As for multiplying matrices in the shader, although certainly there a situations where we want something other than the MVP (aka WVP) matrix, I certainly agree that GENERALLY it's a bad idea to multiply them on the gpu - and particularly if we're talking about the PixelShader. However there are definitely some situations where handing in the component matrices is warranted, one that springs to mind is gpu based culling (geometry shader early rejection) and gpu based instancing and skinning (sheets of dual quaternions instead of world transforms, unpacked on the gpu).
For the typical pixelshader though you are absolutely right, it's a terrible idea, I was mainly pointing out that the matrices we hand in to a shader are OUR matrices, the same ones we create and manage on the cpu, which is a lot different behavior to the oldschool opengl mystical blackbox approach (internal matrix stack, premultiplication as standard, etc).
Posted on 2012-02-25 20:30:59 by Homer
Unfortunately my SiS Mirage 3 Card unable to make OpenGL3 wored. I guess I need to wait the "pinberrypi" device or something, it would be a great standard.
Posted on 2012-02-25 21:13:12 by Farabi

As for multiplying matrices in the shader, although certainly there a situations where we want something other than the MVP (aka WVP) matrix, I certainly agree that GENERALLY it's a bad idea to multiply them on the gpu - and particularly if we're talking about the PixelShader.
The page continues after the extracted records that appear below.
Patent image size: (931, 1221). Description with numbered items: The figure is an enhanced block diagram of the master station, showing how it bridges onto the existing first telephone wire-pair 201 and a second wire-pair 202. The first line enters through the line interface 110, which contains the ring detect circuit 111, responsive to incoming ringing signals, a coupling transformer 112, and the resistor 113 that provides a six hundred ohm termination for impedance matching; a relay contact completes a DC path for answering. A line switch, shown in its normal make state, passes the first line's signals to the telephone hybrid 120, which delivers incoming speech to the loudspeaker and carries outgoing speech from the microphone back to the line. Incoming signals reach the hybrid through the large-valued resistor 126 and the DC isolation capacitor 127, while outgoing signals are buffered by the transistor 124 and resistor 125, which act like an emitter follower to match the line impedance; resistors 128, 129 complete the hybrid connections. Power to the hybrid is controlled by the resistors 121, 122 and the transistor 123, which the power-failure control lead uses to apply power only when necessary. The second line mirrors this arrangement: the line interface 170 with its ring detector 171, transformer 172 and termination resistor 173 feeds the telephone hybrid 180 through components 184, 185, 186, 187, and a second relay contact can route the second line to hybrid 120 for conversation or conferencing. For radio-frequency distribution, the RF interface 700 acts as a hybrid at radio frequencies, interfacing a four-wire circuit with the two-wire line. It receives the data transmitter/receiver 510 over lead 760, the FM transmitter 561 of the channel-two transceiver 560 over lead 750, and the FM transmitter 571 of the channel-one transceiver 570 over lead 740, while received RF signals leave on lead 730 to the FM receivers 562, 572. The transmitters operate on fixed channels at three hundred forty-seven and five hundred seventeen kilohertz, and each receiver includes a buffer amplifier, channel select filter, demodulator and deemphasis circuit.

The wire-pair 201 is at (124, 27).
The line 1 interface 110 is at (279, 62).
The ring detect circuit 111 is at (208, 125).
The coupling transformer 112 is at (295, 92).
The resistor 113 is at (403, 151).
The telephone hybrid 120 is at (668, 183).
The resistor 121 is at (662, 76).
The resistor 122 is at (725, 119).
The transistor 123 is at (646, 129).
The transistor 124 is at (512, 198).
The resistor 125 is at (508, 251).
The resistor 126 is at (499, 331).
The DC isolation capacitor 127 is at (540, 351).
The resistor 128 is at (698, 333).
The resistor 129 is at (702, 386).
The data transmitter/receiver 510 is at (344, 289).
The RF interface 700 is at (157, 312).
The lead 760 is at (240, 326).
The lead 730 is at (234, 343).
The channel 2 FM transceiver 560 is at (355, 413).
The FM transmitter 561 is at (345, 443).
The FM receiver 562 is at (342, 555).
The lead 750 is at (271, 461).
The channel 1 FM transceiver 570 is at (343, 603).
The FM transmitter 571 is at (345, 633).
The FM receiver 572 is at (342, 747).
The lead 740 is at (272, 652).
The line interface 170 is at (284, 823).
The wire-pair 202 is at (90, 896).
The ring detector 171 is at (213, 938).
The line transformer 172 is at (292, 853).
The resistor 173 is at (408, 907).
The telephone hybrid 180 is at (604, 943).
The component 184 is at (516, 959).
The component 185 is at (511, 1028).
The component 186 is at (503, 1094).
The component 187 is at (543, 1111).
However there are definitely some situations where handing in the component matrices is warranted, one that springs to mind is gpu based culling (geometry shader early rejection) and gpu based instancing and skinning (sheets of dual quaternions instead of world transforms, unpacked on the gpu).


In many cases you want BOTH. You'd want some of the individual matrices, or just a few matrices concatenated together.
For example, with skinning, this is generally performed either in object space or in world space.
So after the skinning is performed, you'd still want to multiply by a (world*)view*projection matrix.

But again, this is advanced stuff... In general you'll start by just doing everything on the CPU and using the matrices merely as constants in the shaders, performing only matrix*vector operations (or vector*matrix, depending on whatever tickles your fancy... Since you are programming the whole pipeline with shaders, you can go either way).